Ich! Vielleicht sogar das erste Mal in meinem Leben. Noch nie zuvor war mir so klar, wer ich eigentlich bin. Wo ich hingehöre, wo meine Wurzeln sind. Ein Name ist mehr als eine Identität. Zumindest für mich. Oder es ist mein Ausdruck von Identität. Das bin ich. Im Ursprung meines Seins. Das gibt mir Halt und Sicherheit. Zu wissen, wer ich bin, ganz tief in mir. 

So lange habe ich auf diesen Moment gewartet. Es hat unglaublich an mir gezerrt. Vermutlich ging es nicht mal um den Namen, aber um die Frage „Wer bin ich?“ – Wer will ich sein in dieser Welt? Wo gehöre ich hin? Welchen Beitrag will ich leisten? Jahrelang habe ich in dieser Rolle gelebt. Geglaubt, dass ich das, was ich da tue, auch wirklich will. Habe es mir eingeredet, um zu gefallen. Um niemanden zu enttäuschen. Ich hatte mich entschieden, ich hatte es sogar unterschrieben. Ich habe sogar meinen Namen dafür gegeben, dass ich das, was ich da lebe, wirklich will. Immer weiter, immer tiefer. Fest in dem Glauben, dass es richtig ist. Dass ich es schaffe. Und vor allem… „Weil man es eben so macht.“

Und das ist der Punkt… Man macht es eben so. Das war auch meine Vorstellung. Und sie hat sich ja zunächst auch erfüllt. Alles, was ich entschieden habe, wollte ich. Genau so! Diese Hochzeit, dieses Leben, diese Sicherheit. Geborgenheit. Zusammengehörigkeit. Den gleichen Namen. Ein unschlagbares Team. Und so habe ich es versucht. Viele Jahre. Habe irgendwann gespürt, dass ich mich entferne. Von mir selbst. Dass das, was ich da lebe, irgendwie doch nicht meins ist. Dass ich das nicht bin. Was sich erst wie Zusammengehören anfühlte, war irgendwann ein „Aber ich muss das jetzt aushalten. Ich habe dafür unterschrieben. Ich habe mich doch entschieden. Und ich möchte auch niemanden enttäuschen.“ 

Ja, es ist nur ein Name. Auf einem kleinen Stück Plastik. Es hat nichts mit dem zu tun, was einen Menschen im Kern ausmacht. Und dennoch ist es für mich die stille Erlaubnis nun endlich ich sein zu dürfen. So fühlt es sich an. Als sei ich ein neuer Mensch. Als würde ich zum ersten Mal in meinem Leben wirklich selber entscheiden, wer ich sein möchte. Ohne Ratschläge von außen. Ohne Meinung von anderen. Ohne den Gedanken „Das macht man aber so.“ Ohne alles… Einfach nackt… Einfach ich. Im tiefsten Kern meines Seins. Ich bin! Und das ist Freiheit. 

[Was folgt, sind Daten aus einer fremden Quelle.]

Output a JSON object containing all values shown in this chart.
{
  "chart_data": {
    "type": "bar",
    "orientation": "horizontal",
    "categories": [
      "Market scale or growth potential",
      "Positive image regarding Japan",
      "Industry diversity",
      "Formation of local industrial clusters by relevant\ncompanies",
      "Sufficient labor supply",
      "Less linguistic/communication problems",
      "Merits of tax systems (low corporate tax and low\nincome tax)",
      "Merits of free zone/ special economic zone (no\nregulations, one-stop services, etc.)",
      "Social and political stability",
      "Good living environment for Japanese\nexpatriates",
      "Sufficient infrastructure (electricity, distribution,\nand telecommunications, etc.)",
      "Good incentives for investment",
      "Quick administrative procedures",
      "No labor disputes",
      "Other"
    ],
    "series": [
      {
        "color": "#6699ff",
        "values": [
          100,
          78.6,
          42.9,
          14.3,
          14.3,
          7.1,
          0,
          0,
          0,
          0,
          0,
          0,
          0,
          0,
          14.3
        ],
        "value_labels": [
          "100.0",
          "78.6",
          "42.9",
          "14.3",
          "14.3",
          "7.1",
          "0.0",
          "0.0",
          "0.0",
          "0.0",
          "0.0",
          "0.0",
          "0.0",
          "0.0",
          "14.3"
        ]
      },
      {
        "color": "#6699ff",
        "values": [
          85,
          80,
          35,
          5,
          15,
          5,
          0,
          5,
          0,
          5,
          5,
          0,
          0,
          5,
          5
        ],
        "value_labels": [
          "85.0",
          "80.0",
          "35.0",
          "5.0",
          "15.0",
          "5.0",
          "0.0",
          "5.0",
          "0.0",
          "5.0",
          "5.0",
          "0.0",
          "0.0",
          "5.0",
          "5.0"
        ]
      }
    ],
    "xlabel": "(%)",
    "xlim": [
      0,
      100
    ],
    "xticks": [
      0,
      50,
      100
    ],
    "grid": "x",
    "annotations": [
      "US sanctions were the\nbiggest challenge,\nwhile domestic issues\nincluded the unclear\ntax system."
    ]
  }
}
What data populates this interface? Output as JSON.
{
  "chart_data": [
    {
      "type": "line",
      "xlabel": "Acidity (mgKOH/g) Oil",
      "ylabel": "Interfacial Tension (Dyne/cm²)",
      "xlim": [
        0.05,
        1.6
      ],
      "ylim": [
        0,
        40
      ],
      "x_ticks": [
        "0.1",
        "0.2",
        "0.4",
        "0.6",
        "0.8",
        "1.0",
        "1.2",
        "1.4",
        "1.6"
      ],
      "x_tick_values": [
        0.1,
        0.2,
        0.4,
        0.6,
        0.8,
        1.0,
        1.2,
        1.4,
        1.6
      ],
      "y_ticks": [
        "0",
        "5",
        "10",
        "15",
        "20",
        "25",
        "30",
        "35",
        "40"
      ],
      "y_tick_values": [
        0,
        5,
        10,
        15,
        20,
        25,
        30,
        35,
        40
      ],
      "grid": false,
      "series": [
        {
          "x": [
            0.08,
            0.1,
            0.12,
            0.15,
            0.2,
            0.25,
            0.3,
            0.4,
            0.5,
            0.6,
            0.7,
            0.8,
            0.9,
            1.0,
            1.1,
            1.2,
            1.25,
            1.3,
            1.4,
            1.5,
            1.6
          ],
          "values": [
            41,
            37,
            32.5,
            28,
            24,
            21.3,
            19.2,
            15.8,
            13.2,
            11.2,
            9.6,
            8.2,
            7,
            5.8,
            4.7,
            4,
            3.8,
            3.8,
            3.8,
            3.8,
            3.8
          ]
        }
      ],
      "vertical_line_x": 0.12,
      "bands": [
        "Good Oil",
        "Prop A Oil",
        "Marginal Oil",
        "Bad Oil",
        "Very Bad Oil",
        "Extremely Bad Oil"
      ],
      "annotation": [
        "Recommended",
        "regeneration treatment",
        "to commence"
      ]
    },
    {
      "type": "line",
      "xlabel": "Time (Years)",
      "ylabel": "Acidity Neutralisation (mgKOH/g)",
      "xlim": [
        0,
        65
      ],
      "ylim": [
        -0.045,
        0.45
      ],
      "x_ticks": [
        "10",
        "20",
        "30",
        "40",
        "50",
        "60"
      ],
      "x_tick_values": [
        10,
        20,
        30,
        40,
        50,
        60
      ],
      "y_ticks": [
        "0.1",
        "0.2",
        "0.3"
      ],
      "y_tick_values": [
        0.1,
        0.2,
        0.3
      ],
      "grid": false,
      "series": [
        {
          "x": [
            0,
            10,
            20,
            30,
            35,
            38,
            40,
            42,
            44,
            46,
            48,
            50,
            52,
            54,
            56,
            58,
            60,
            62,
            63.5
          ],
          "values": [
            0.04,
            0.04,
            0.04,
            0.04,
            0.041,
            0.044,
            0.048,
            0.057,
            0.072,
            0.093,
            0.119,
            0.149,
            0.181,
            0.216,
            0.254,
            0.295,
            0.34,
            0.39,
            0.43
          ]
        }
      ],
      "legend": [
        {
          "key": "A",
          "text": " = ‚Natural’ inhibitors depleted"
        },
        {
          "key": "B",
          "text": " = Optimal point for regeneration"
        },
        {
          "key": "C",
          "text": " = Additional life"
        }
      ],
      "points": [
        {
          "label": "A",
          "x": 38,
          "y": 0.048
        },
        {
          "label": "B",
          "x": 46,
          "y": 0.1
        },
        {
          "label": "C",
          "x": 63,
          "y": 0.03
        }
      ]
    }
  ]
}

Und mit dieser Erkenntnis erlaube ich mir nicht nur „ich“ zu sein. Sondern auch zu hinterfragen, wer ich sein möchte. Zum ersten Mal in meinem Leben nehme ich mich wahr als Mensch, als Individuum, als Wunder, als Geschenk. Durch diese Reise zu mir selbst habe ich gelernt, mich anzunehmen, mich zu lieben. So, wie ich bin. Jetzt, gerade in diesem Moment. Ich muss nicht anders sein, um besser zu sein. Ich muss nicht erst irgendetwas erreichen, um etwas verdient zu haben. Ich durfte lernen, dass so, wie ich jetzt gerade bin, alles perfekt ist.

Ich habe gelernt meinen Körper anzunehmen. Ihn zu nähren, zu pflegen und zu akzeptieren. Habe aufgehört ihn zu verurteilen. Ich habe gelernt meine Energie wahrzunehmen. Meine Werte zu erkennen und diese zu leben. Ich habe aufgehört mich anzupassen. Ich habe gelernt, dass meine Fähigkeiten und Talente einzigartig sind. Ich habe aufgehört mich nicht gut genug zu fühlen.

Und ja, dazu gehört auch die liebevolle Konsequenz zu gehen, wenn diese Werte nicht mehr passen. Je mehr ich zu mir selbst finde, umso mehr verändert sich meine energetische Frequenz. Menschen verlassen mich, weil sie auf einer anderen Frequenz schwingen. Aber dafür kommen auch neue, die mit mir in Resonanz gehen. Das ist der Fluss des Lebens. Und seitdem ich mir das erlaube und annehme, ist es so viel leichter. Ich habe keine Angst mehr, Menschen zu verlieren. Weil ich weiß, dass es mich viel Energie kostet, wenn ich mich ihnen ständig anpassen muss, um ihnen gerecht zu werden. Ich weiß, dass mir ständig neue Menschen begegnen werden, die mich in meine beste Energie bringen. 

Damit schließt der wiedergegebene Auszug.